Boeing defends its home turf in the United States. Airbus has the majority of European aircraft sales. China's COMAC will depend on the home Chinese market to support future airliner models and upgrades. Where will Japan find the buyers for its MRJ airliner?
The Russians are smart and partnered with China to share in the joint production of COMAC's C929 wide-body passenger jet. "Russia will build the aircraft's composite wings, engine pylons, and main landing gear."
The Japanese have no partners and can't go it alone. This shows the failure of the Japanese government. Japan does not have a viable plan to survive in a world of economic giants (e.g. China, US, and EU).
The core problem goes beyond individual Japanese companies. There is a systemic challenge that will continue to place enormous pressure on Japanese companies' ability to compete.
Japanese companies are too small, don't earn enough profits, and being out-teched by gigantic mainland Chinese competitors. The US subsidizes Boeing (including military contracts), Intel (contracts to build supercomputers), and others through government contracts. Europe directly subsidizes Airbus. China is subsidizing COMAC, which is allowed under WTO rules because China is a developing nation.
Japan can't play the subsidy game, because its home market is too small and the Japanese government is broke.

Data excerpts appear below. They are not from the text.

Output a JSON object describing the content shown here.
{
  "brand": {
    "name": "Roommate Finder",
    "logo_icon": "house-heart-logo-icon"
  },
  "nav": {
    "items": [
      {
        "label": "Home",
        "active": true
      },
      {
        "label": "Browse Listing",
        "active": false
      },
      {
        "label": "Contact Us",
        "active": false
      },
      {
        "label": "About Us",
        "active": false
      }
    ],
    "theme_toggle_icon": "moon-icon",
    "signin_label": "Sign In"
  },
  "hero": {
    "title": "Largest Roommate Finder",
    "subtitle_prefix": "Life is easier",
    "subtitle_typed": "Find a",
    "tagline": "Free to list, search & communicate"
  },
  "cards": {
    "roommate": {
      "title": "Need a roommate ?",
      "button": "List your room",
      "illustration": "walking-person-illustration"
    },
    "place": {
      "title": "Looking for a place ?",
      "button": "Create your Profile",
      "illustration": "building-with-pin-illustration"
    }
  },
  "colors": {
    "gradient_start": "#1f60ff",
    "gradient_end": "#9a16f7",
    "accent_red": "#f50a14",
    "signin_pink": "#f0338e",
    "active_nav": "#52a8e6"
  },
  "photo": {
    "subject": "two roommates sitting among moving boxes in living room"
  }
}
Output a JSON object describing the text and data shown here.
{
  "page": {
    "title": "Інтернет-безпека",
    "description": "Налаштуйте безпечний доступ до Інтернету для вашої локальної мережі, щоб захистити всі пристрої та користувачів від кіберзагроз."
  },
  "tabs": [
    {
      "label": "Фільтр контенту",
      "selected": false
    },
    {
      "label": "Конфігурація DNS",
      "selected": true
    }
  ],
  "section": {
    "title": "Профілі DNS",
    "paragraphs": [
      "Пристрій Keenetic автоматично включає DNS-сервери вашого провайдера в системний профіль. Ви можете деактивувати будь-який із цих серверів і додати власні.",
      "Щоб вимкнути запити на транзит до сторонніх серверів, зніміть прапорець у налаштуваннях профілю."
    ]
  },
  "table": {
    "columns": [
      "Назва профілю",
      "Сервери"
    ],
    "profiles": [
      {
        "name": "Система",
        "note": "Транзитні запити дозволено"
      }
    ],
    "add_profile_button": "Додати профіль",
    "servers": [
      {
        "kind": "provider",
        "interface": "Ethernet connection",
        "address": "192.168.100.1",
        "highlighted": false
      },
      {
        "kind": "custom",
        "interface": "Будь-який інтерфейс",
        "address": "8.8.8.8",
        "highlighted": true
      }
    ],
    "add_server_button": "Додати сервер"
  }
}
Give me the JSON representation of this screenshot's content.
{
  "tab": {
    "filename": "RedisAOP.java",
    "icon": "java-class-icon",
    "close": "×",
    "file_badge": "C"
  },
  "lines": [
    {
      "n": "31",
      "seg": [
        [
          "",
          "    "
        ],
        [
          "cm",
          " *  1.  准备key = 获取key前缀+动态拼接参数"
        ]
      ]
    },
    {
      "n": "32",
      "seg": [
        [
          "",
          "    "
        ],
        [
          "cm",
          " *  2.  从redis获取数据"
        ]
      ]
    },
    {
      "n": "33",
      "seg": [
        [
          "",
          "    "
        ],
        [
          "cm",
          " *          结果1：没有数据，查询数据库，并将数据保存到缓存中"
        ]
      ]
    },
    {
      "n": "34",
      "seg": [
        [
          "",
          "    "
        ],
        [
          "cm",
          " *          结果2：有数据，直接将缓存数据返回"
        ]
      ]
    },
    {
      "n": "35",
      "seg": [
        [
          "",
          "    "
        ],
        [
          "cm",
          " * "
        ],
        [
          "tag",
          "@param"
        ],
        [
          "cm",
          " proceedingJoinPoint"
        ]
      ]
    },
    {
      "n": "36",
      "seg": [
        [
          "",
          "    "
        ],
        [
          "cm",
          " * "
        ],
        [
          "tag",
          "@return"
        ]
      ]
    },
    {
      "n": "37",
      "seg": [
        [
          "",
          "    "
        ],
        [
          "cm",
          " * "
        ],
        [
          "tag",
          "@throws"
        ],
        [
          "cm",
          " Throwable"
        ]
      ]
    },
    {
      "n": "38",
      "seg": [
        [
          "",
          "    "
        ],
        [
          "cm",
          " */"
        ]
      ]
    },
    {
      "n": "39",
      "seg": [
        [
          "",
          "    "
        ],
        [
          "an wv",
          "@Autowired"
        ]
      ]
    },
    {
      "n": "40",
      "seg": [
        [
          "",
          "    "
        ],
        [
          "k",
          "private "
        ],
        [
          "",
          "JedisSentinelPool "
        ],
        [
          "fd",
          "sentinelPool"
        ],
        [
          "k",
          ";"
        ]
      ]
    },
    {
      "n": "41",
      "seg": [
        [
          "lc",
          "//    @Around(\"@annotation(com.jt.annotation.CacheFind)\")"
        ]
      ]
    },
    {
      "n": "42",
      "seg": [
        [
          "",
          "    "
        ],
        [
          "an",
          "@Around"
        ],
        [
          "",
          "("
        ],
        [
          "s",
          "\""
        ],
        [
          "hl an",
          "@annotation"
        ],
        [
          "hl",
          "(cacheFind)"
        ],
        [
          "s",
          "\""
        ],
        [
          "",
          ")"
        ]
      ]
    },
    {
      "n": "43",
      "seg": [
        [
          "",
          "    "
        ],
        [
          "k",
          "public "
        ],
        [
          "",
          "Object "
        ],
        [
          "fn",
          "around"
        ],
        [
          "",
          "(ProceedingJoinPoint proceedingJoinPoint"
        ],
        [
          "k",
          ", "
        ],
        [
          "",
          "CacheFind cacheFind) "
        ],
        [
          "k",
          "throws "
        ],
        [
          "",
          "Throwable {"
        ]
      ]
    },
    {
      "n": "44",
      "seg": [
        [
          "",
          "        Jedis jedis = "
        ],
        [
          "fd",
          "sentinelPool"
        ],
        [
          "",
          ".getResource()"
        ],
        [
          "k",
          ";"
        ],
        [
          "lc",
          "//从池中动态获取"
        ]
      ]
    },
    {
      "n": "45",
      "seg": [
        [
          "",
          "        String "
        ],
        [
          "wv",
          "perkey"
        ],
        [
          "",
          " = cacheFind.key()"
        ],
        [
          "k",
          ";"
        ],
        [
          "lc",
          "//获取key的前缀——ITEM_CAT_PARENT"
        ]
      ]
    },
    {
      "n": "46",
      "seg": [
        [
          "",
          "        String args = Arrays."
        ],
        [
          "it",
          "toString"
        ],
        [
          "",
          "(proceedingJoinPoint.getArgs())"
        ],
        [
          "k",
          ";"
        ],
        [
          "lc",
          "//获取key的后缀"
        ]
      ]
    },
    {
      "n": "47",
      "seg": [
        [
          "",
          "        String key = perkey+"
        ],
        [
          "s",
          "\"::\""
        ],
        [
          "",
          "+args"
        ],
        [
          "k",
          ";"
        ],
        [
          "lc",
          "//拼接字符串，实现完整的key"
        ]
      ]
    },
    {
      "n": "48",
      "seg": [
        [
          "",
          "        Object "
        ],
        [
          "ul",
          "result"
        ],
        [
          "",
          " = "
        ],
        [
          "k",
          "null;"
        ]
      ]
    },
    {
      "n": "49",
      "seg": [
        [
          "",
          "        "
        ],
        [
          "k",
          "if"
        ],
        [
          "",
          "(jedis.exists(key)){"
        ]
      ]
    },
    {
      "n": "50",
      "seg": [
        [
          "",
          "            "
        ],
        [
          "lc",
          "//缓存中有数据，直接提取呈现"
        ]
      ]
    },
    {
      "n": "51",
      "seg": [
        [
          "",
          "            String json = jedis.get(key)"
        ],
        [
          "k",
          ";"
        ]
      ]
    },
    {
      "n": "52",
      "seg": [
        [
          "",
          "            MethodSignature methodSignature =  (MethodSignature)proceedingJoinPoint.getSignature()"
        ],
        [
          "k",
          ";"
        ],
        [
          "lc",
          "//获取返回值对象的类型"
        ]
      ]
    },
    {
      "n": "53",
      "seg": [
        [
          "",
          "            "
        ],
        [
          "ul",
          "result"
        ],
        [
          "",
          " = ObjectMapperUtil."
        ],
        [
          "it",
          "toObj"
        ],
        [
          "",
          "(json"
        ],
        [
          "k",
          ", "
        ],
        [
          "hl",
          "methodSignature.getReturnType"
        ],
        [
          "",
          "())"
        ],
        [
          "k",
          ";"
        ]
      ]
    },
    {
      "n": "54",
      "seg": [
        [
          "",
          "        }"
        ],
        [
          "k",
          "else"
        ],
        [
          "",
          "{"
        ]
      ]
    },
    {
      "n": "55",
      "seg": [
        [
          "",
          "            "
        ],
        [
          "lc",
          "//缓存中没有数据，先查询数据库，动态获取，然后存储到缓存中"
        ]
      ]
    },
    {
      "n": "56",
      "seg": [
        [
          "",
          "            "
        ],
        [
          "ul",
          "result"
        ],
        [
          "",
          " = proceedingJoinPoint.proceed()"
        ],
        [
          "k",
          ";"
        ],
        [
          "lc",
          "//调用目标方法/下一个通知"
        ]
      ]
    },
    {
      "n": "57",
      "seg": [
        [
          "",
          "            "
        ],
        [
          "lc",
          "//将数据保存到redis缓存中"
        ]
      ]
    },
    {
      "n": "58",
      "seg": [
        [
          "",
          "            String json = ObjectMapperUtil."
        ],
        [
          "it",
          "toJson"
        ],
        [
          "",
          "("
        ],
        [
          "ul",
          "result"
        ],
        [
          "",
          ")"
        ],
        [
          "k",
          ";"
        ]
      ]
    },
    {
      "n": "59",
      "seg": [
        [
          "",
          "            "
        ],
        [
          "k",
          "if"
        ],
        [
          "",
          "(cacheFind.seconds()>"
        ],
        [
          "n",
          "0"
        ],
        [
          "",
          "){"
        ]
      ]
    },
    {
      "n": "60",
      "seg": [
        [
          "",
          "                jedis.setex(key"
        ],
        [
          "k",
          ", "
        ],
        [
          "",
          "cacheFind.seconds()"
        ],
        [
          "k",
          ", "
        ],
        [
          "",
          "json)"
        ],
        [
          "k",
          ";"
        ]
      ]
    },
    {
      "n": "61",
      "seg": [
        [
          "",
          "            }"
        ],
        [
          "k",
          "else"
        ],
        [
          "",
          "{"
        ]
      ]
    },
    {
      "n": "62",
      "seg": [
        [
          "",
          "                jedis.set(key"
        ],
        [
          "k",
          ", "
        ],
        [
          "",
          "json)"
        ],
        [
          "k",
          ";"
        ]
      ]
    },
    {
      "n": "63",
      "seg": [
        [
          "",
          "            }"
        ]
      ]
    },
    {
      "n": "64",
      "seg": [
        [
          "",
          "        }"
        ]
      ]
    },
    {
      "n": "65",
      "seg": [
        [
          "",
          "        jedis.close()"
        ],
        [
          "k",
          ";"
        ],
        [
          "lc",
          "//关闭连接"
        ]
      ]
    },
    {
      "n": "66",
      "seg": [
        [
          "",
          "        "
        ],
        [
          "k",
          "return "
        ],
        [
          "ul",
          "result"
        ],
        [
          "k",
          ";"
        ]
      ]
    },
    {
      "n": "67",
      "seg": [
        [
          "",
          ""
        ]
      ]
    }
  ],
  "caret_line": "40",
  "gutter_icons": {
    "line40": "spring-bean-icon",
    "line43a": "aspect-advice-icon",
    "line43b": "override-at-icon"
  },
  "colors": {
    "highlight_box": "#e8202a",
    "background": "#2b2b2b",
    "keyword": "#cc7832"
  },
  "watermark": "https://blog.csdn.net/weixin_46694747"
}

Trying to fix one or two Japanese companies won't do any good. The problem is systemic. The Russians have looked at this systemic problem and decided their future is partnership with China. The US does not need or want partnerships with Japanese companies. Remember Trump's "America First." Until Japan comes up with a strategy to survive in our currently ultra-competitive world, more Japanese companies will succumb to ferocious Chinese competition.